Professor Bhattacharya added: “Medical history and humanities have more than an ornamental location in global health. As the WHO Global Health Histories demonstrates, over the course of several years, rigorously and independently researched academic studies can stoke discussions that can flower into effective health communications and public engagement projects. Such work, which is based on information drawn from different levels of national governance and society, is important precisely as it is capable of creating wide-ranging alliances in public health. Multi-lingualism is rightly recognised as being a critical part of these activities, and we are honoured to be associated with WHO and government efforts to broaden to spread of health information in this way.”

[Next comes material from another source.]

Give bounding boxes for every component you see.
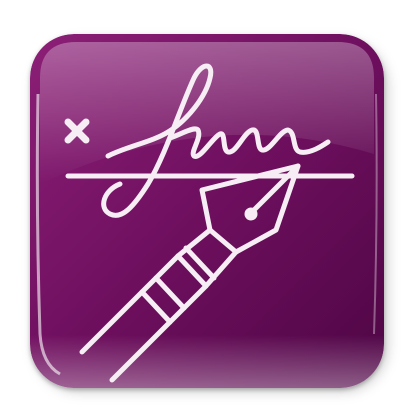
- icon-stage: [0, 0, 420, 420]
- signature-pen-icon: [30, 34, 384, 388]
- signature-pen-app-icon[interactable]: [30, 34, 384, 388]
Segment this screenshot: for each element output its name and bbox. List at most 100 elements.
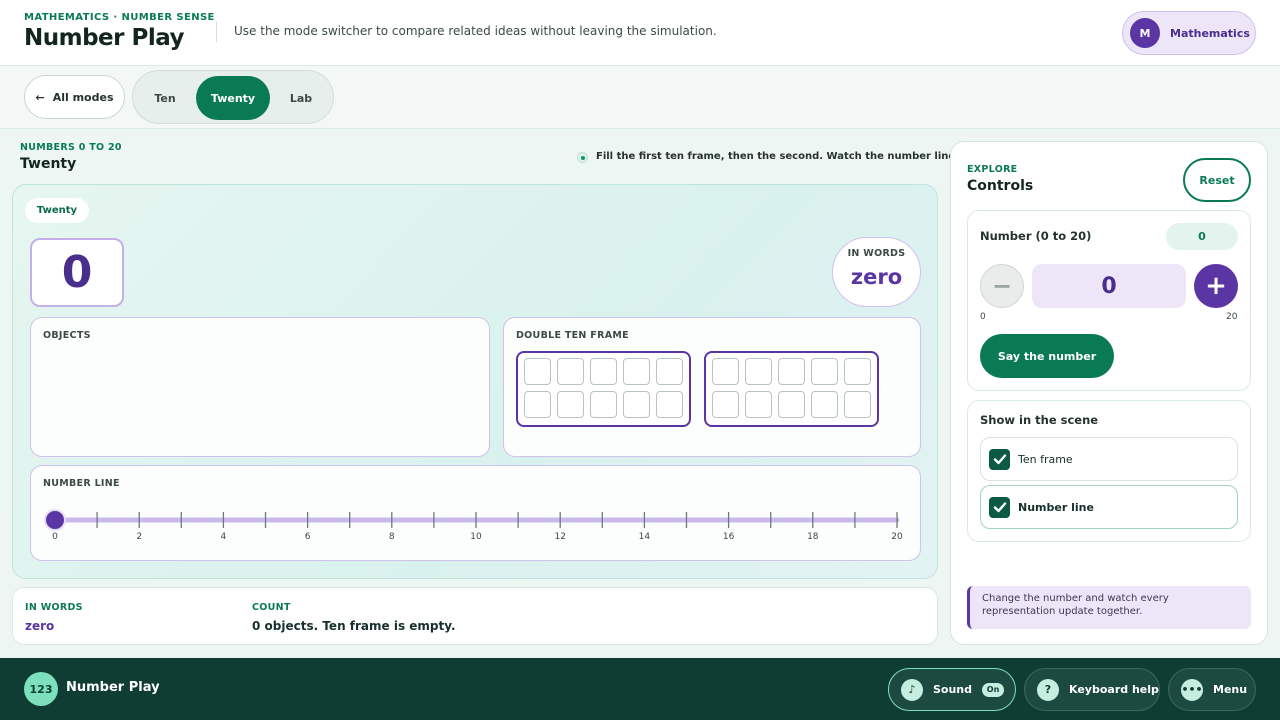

A previously published book by the CGHH, the bilingual Tuberculosis: A Short History, also received attention at the Assembly as part of the WHO side event ‘Global strategy and targets for tuberculosis: prevent, care and control after 2015’. Convened by the Brazilian government and the WHO TB department, Dr Hooman Momen of the WHO Press introduced the project and copies were distributed to delegates. Throughout the assembly, a companion exhibition on tuberculosis was displayed in the main corridor at the UN Palais.
Dr Medcalf and Professor Bhattacharya now plan to host bilingual exhibitions based on Tropical Diseases in Lisbon and Rio, Brazil in 2014-15. This is part of a developing partnership between the University of York, the Instituto de Higiene e Medicina Tropical in Portugal and Fiocruz in Brazil. These activities have been facilitated through Professor Bhattacharya’s Wellcome Trust Senior Investigator Award and additional funding from the University’s Centre for Chronic Diseases and Disorders, also supported by the Trust.